Off the pitch the green and gold protest campaign of last season has petered out. If anything the Glazers seem emboldened by surviving the latest threat. The paying off of a tranche of debt apparently (although not conclusively proven to be) with their own money has stilled the silent majority. To that end they have tacked an extra £1 a game on to the cost of a ticket next season. No doubt the same majority will continue to pay through the nose – a boycott has been conclusively proved to be a non-starter.

Overriding all these considerations, however, is the prospect of United's 19th league title and with it the culmination of their manager's ambition to knock rivals Liverpool "off their fucking perch". United's failure, on the other hand, would cap a fantastic season for Liverpool in which they finally rid themselves of hated owners and welcomed the return of a long-lost hero. Similarly, Manchester City fans could be celebrating – more especially if they break their 35-year trophy hoodoo and that banner had to come down.

A lot more than a trophy rides on Sunday. Despite a season where United have gone so close on so many fronts this could yet turn out to be one of the most disappointing in the club's history – or one of the most remarkable. Ashley Shaw

Comments (3)
Comment by Analogue Bubblebath II 2011-05-08 14:51:45

"A fantastic season for Liverpool"??? What the fuck?

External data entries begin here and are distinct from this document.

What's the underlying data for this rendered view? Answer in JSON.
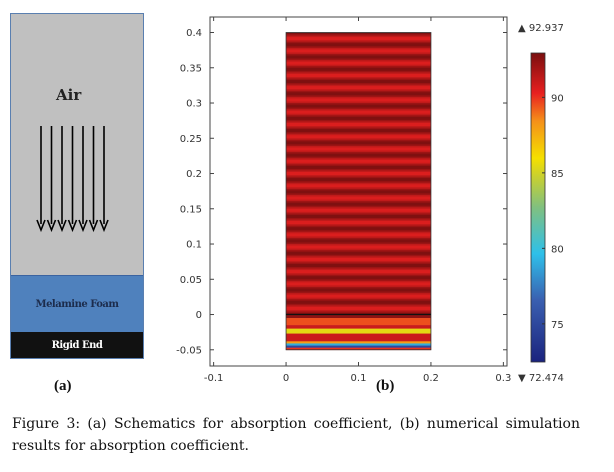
{
  "schematic": {
    "air_label": "Air",
    "foam_label": "Melamine Foam",
    "rigid_label": "Rigid End",
    "arrow_count": 7,
    "colors": {
      "air": "#c0c0c0",
      "foam": "#4f81bd",
      "rigid": "#111111"
    }
  },
  "panel_labels": {
    "a": "(a)",
    "b": "(b)"
  },
  "caption": {
    "figure_label": "Figure 3",
    "text": ": (a) Schematics for absorption coefficient, (b) numerical simulation results for absorption coefficient."
  },
  "chart_data": {
    "type": "heatmap",
    "title": "",
    "xlabel": "",
    "ylabel": "",
    "xlim": [
      -0.105,
      0.305
    ],
    "ylim": [
      -0.073,
      0.422
    ],
    "x_ticks": [
      "-0.1",
      "0",
      "0.1",
      "0.2",
      "0.3"
    ],
    "x_tick_values": [
      -0.1,
      0,
      0.1,
      0.2,
      0.3
    ],
    "y_ticks": [
      "0.4",
      "0.35",
      "0.3",
      "0.25",
      "0.2",
      "0.15",
      "0.1",
      "0.05",
      "0",
      "-0.05"
    ],
    "y_tick_values": [
      0.4,
      0.35,
      0.3,
      0.25,
      0.2,
      0.15,
      0.1,
      0.05,
      0,
      -0.05
    ],
    "domain": {
      "x": [
        0,
        0.2
      ],
      "y": [
        -0.05,
        0.4
      ],
      "interface_y": 0
    },
    "air_stripes": {
      "count": 23,
      "min_value": 90.5,
      "max_value": 92.9
    },
    "foam_bands": [
      {
        "y": [
          -0.005,
          0
        ],
        "value": 92.5
      },
      {
        "y": [
          -0.015,
          -0.005
        ],
        "value": 89.5
      },
      {
        "y": [
          -0.02,
          -0.015
        ],
        "value": 91
      },
      {
        "y": [
          -0.027,
          -0.02
        ],
        "value": 85.5
      },
      {
        "y": [
          -0.038,
          -0.027
        ],
        "value": 91
      },
      {
        "y": [
          -0.041,
          -0.038
        ],
        "value": 88
      },
      {
        "y": [
          -0.044,
          -0.041
        ],
        "value": 79
      },
      {
        "y": [
          -0.047,
          -0.044
        ],
        "value": 75
      },
      {
        "y": [
          -0.05,
          -0.047
        ],
        "value": 90
      }
    ],
    "colorbar": {
      "max_label": "▲ 92.937",
      "min_label": "▼ 72.474",
      "max": 92.937,
      "min": 72.474,
      "ticks": [
        "90",
        "85",
        "80",
        "75"
      ],
      "tick_values": [
        90,
        85,
        80,
        75
      ]
    }
  }
}
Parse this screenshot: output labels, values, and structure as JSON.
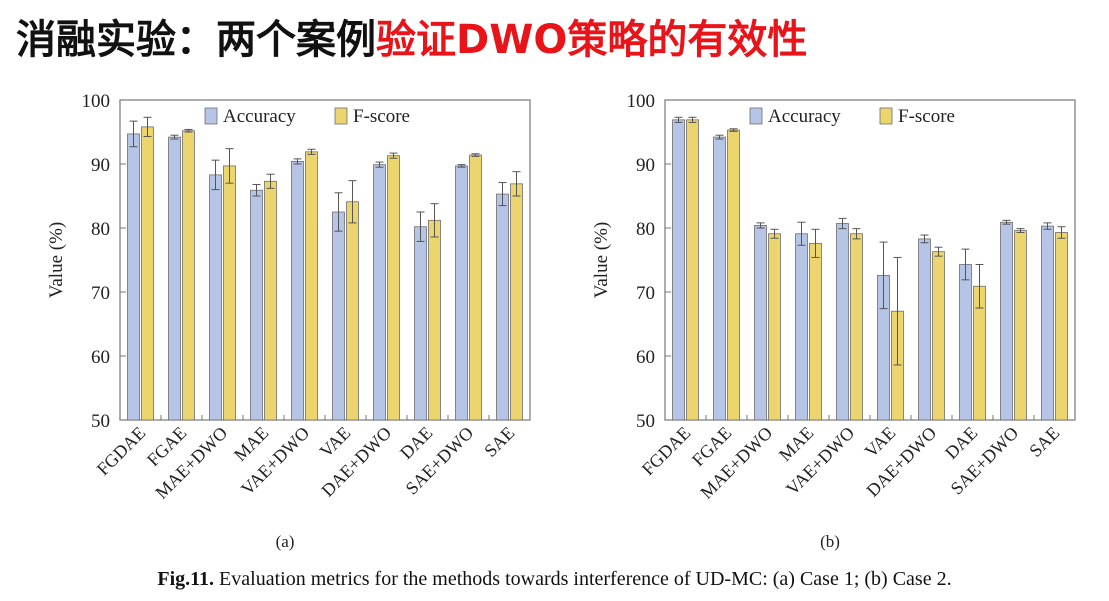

Comment by ooh aah 2011-05-09 09:14:43

'Yet their surprise qualification for the Champions League final on Wednesday means that at the very least they can claim to be the best of the rest – no mean feat in an era so dominated by one club.'

The CL dominated by one club? Which one?

Comment by tempestinaflathat 2011-05-09 17:19:36

A fantastic season for Liverpool, yes - because for some of us, there's more to a football club than winning big televised games. Don't get me wrong, I'd be thrilled if we'd had on-field success. However, when you've suffered through years of having the life sucked out of the club by parasitic owners, with the extra indignity of the Hodgson affair (let's not call it a reign, it really wasn't), to have moved into a place of hope and ambition and, well, and Kenny... it's been our best season for many a long year.

And for the first time in many a long year, it's fun to support the club.